I loved Philip Pullman's "His Dark Materials" trilogy, or at least its first two books, "The Golden Compass" and "The Subtle Knife." The final volume, "The Amber Spyglass," set out to wrap up all the loose ends in the cosmology and philosophy Pullman had created, and in the process, I felt, it lost the sense of mystery that had wrapped me up in the first two books.
Lyra, the fateful protagonist of "The Golden Compass," appears in "La Belle Sauvage" as an infant. We also see some familiar characters such as Farder Coram and Lyra's estranged parents, Mrs. Coulter and Lord Asriel. Mrs. Coulter is glamorous and wicked, as she was in the original series, but the mysterious Lord Asriel seems very different. After all we know about him, it's touching and strange to see Asriel appear here as a caring, if distant, young father.

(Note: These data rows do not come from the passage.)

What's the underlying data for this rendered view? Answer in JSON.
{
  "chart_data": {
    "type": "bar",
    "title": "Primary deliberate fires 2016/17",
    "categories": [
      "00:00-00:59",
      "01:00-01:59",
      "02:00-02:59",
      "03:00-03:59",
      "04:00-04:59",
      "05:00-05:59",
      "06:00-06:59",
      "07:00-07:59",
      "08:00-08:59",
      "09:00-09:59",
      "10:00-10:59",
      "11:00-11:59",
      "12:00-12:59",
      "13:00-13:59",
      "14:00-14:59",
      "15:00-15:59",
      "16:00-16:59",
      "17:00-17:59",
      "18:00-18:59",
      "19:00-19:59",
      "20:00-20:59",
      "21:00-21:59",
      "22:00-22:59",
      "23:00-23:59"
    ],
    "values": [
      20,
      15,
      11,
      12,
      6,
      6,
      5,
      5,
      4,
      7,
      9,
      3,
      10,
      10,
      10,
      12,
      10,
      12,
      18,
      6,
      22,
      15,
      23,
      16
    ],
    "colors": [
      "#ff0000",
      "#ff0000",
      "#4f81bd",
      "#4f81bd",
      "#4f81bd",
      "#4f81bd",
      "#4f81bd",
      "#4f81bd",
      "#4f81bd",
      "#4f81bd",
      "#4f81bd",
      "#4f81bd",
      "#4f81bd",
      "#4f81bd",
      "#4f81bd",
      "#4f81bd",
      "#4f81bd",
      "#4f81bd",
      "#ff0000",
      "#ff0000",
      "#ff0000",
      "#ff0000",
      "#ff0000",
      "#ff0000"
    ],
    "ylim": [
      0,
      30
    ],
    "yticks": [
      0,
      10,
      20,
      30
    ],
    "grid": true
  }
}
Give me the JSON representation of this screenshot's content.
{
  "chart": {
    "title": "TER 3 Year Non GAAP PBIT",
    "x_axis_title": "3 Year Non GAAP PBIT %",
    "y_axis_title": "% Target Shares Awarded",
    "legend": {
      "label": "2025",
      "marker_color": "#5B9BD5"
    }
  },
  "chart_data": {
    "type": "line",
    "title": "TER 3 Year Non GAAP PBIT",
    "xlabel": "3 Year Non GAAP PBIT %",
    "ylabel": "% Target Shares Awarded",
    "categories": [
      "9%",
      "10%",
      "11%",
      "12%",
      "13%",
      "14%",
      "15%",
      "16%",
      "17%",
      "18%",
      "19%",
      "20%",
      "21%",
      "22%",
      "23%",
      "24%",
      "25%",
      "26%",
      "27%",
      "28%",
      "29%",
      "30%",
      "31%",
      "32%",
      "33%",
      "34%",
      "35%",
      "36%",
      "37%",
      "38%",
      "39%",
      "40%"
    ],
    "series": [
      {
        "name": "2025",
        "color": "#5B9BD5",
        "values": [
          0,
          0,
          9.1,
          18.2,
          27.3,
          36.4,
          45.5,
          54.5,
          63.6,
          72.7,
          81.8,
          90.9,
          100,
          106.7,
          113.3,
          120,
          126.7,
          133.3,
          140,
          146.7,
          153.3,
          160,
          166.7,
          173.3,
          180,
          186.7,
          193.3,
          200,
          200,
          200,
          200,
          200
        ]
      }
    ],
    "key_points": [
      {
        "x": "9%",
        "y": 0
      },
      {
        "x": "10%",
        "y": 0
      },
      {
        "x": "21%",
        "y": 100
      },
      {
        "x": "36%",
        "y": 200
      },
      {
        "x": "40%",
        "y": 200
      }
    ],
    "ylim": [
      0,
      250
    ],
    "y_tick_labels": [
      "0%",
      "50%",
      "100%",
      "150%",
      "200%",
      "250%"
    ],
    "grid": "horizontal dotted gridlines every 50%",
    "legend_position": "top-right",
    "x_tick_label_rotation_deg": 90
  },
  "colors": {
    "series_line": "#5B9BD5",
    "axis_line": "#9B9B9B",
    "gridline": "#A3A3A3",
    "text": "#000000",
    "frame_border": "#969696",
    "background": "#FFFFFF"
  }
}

However, the heroes of "La Belle Sauvage" are new characters: 11-year-old Malcolm Polstead and 16-year-old Alice Parslow rescue baby Lyra from a madman and escape with her on an eerie and sometimes supernatural river journey down the Thames during a massive flood. (Before I read the novel, I thought that the title "La Belle Sauvage" was a somewhat pretentious way to describe Lyra, who we know from "The Golden Compass" becomes a wild and willful young girl, but it turns out that "La Belle Sauvage" is the name of Malcolm's little boat.) There are many allusions at work in the dreamlike imagery of the flood. There are scenes that resemble Greek myths, and others that call upon the beliefs of pre-Christian England, and I kept thinking of the eerie 1955 Robert Mitchum film "Night of the Hunter," which also features two children fleeing down a river, pursued by a mysterious killer.
"His Dark Materials" was marketed as a young adult series, and, though I never felt Pullman was talking down to children, the books largely avoided anything suggesting sex or graphic violence. By contrast, the villain of "La Belle Sauvage" is a sexual predator, and the violence can be somewhat explicit. I saw "La Belle Sauvage" in the young adults section of a bookstore the other day, but it's not Harry Potter. There is some sex and violence and sexual violence, and it's pretty scary at times.
The Prequel Test
Generally, prequels to a popular story have to justify their existence in a way that sequels don't. If we've already read a great story, and then what happened next, why would we want to go back and read about something that happened before the great story? Isn't it sort of necessarily a less-great story?So, does "La Belle Sauvage" need to exist? Not really. "His Dark Materials" makes sense without it, but I'm not sure "La Belle Sauvage" makes any sense without the original trilogy.
One of my favorite things about "The Golden Compass" was the way Pullman didn't go out of his way to explain some of the peculiarities of Lyra's world -- most prominently, the fact that every human has a daemon, a talking animal who serves a role that is somewhere between the person's companion and his or her soul. He elaborates a bit more in the later books. In "La Belle Sauvage," he hardly mentions it. If you hadn't read "The Golden Compass" you might have no idea what he's talking about.
All that said, "La Belle Sauvage" reminded me what I loved about "The Golden Compass" and "The Subtle Knife," while, in an odd way redeeming what I didn't like about "The Amber Spyglass." In particular its approach to ancient myths even redeemed some parts of "The Amber Spyglass" for me.
"His Dark Materials" is controversial in some circles for its negative portrayal of (a fictional analog of) the Catholic Church. However, it is not atheistic. There are prophecies, witches, angels, an afterlife and I think there was even a brief appearance by God himself at one point. For me, the cosmology got pretty confusing in "The Amber Spyglass." In "La Belle Sauvage," when we get a glimpse of a faerie or an ancient river spirit, we get a good sense of how they fit into Malcolm's universe. They aren't exactly supernatural -- an historic flood reveals them as it changes the landscape -- they are a part of nature we don't yet fully understand.
What will "The Book of Dust Part Two" be like? I have no idea. I don't know what else there is to say in this story. But "La Belle Sauvage" convinced me that Pullman knows what he's doing.